AI doesn’t belong to Silicon Valley alone.

At Cannes this year, both Fatih Akin and Hideo Kojima expressed cautious optimism about AI’s role in storytelling. After expressing mutual admiration and talking about their collaborations they expressed their views on AI. It’s not something to fear, but a tool—one that must be understood, integrated, and ultimately shaped to serve narrative rather than replace it. Akin notably remarked: “It is much like Milton’s Paradise Lost … it’s got so many layers.”

It’s a comparison that resonates. Milton’s Satan—rendered with tragic ambition, grandeur, and contradiction—is one of literature’s most complex and morally ambiguous characters. In invoking him, Akin wasn’t sounding an alarm, but pointing to a deeper truth: ethical ambiguity and creative power often come intertwined. That’s the terrain filmmakers must now navigate with AI.

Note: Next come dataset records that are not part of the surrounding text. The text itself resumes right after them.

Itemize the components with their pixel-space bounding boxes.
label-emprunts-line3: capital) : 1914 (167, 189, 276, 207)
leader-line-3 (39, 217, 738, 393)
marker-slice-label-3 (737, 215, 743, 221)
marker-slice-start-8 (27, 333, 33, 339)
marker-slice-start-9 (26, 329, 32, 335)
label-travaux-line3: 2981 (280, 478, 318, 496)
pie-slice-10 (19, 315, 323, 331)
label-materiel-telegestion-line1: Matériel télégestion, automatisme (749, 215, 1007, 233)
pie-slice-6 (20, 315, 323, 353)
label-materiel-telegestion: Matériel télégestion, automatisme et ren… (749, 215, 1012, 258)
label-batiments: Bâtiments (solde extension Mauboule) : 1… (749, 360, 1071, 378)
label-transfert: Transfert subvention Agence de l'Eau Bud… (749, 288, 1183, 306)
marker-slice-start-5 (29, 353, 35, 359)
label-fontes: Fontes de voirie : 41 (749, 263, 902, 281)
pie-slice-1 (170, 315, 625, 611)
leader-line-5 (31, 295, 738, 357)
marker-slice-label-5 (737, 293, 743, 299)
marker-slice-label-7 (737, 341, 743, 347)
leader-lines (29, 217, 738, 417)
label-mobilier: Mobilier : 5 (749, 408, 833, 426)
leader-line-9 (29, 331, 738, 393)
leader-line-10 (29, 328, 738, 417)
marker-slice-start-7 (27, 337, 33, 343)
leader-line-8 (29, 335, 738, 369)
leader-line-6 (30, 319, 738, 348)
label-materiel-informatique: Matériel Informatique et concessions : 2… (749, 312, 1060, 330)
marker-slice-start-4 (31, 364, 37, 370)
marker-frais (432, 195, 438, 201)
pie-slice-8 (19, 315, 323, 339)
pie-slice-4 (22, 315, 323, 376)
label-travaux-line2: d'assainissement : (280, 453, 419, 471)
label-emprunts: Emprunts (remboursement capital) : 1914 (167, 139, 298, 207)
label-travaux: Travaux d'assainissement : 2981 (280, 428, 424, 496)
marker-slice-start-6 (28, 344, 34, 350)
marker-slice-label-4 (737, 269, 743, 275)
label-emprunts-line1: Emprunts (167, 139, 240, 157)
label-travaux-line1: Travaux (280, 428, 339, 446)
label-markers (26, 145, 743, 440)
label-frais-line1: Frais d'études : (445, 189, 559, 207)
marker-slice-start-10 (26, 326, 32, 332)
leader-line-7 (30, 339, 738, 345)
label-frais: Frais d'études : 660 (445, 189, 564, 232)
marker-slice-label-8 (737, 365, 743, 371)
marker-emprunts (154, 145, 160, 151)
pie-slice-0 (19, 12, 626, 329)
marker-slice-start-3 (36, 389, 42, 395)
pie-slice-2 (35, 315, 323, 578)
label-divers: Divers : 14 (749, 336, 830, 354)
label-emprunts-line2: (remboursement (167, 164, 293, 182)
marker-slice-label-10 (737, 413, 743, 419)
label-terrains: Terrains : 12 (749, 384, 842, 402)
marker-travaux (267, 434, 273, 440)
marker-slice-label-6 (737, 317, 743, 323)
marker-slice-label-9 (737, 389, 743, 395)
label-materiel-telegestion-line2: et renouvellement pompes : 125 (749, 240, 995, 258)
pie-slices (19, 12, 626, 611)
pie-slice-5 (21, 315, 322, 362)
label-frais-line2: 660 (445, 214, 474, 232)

Meanwhile, David Cronenberg, no stranger to provocation, defended AI use during the London Soundtrack Festival in remarks reported by The Hollywood Reporter. He dismissed the controversy surrounding The Brutalist—where AI was reportedly used to enhance Adrien Brody’s Hungarian accent—saying: “We mess with actors’ voices all the time.” He added, “I think it was a campaign against The Brutalist by some other Oscar nominees.”

Director Antoine Fuqua struck a similar tone, also speaking to Movieguide. Reflecting on past technological shifts, he said: “We’re creatures of habit. I remember when I started in videos and commercials, I shot on film. Digital was a thing we all kicked and screamed about. Turns out, it’s fantastic. It’s another paintbrush we can use to do our work. AI’s the same thing. AI doesn’t replace human feelings and human emotions.”

The pattern is clear: genre filmmakers, long at ease with technological disruption, are not merely adapting to AI—they are actively shaping the ethics around it. Not in policy white papers, but in daily creative decisions. Not with blind optimism, but with calibrated risk.

For them, the question is no longer should we use AI—but how do we use it responsibly, and who does it serve?